Hablando en el desierto

FRANCISCO / BEJARANO

Antepasados misteriosos

El hombre moderno no es muy antiguo. Si le añadimos el neandertal y a los inmediatos antepasados del género homo, se podría remontar a un millón de años, pero no somos nosotros, sino unos parientes lejanos. El hombre actual debe tener unos 50.000 años o algo más, tiempo suficiente para que haya llegado a admirables conocimientos de sí mismo y del universo. No hay que buscar explicaciones complicadas, la más sencilla suele ser la acertada: los conocimientos e invenciones se multiplican y aceleran de tal modo que el futuro de las ciencias, que siempre fue difícil de predecir, es ahora imprevisible. La ciencia ficción del siglo XIX previó el rascacielos, no el ascensor, por lo que un edificio de cien pisos quedaba poco práctico.

Pero hacia el pasado podemos "adivinar" lo que nos dé la gana hasta los orígenes, con decir que el carro de fuego que arrebató al profeta Elías era una nave espacial, el relato bíblico gana en interés. Asuntos para buscar orígenes en otra galaxia los encontraremos nosotros mismos en la literatura más antigua. Es lo que hace el autor de un libro que tengo delante, y no es el primero. (No digo nombre ni título, porque hay mucha gente impresionable que se deja arrastrar.) En el libro antedicho no nos dice, como en otros, que somos extraterrestres nosotros mismos, sino que el hombre primigenio andaba vagando por la tierra, cazando cuando podía y pasando penalidades y, de pronto, una nave se posa cerca de una tribu africana y en vuelta de nada los seres misteriosos que venían en ella le enseñan cultivos, organización del Estado, a construir pirámides, presas y canales, y una serie de trabalenguas y abracadabras con los códigos secretos del conocimiento, transmitidos hasta nuestros días de una sociedad secreta a otra para regir el mundo, una veces con benevolencia y otras con perversidad. Moisés, Jesucristo, los ubicuos templarios, Hitler y una legión histórica conocían estos secretos.
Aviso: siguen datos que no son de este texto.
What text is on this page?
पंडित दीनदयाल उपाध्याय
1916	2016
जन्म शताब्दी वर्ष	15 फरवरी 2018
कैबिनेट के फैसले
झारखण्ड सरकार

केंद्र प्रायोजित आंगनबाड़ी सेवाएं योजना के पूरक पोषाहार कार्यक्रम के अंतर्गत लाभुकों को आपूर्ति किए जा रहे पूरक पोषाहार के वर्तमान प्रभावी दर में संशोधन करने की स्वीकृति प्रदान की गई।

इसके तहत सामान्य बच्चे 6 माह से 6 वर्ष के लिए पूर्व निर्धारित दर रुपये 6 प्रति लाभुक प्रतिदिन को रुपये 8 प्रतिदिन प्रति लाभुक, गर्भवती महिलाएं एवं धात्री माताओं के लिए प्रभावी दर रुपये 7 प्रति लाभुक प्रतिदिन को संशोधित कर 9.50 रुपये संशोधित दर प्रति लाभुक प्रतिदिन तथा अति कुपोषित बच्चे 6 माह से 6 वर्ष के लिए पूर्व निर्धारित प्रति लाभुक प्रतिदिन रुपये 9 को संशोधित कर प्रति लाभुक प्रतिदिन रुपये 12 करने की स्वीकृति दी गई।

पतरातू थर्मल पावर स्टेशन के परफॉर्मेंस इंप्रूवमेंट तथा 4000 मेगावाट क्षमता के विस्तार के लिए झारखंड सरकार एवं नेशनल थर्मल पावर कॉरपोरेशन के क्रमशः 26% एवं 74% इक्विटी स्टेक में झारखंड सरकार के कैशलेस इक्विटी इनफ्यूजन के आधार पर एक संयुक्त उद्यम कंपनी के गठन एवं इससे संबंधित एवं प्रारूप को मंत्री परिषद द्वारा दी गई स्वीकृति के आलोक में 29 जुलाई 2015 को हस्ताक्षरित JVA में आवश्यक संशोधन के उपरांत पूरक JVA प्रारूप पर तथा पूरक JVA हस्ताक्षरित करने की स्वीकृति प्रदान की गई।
Es lo que nos gustaría: realidades imaginarias más tangibles que las de la teología dogmática, porque los dogmas necesitan la gracia de la fe y estas son descabelladas pero comprensibles, salvadoras en el sentido en que las naves volverán cuando estemos en las últimas y nos llevarán a una civilización perfecta en unos Campos Elíseos remotos, para vivir felices e inmortales en la verdadera Utopía, sin necesidad de pasar a espíritus puros en un Paraíso no aclarado, ni tener que integrarnos en un coro celestial. El éxito de los desvaríos no decae.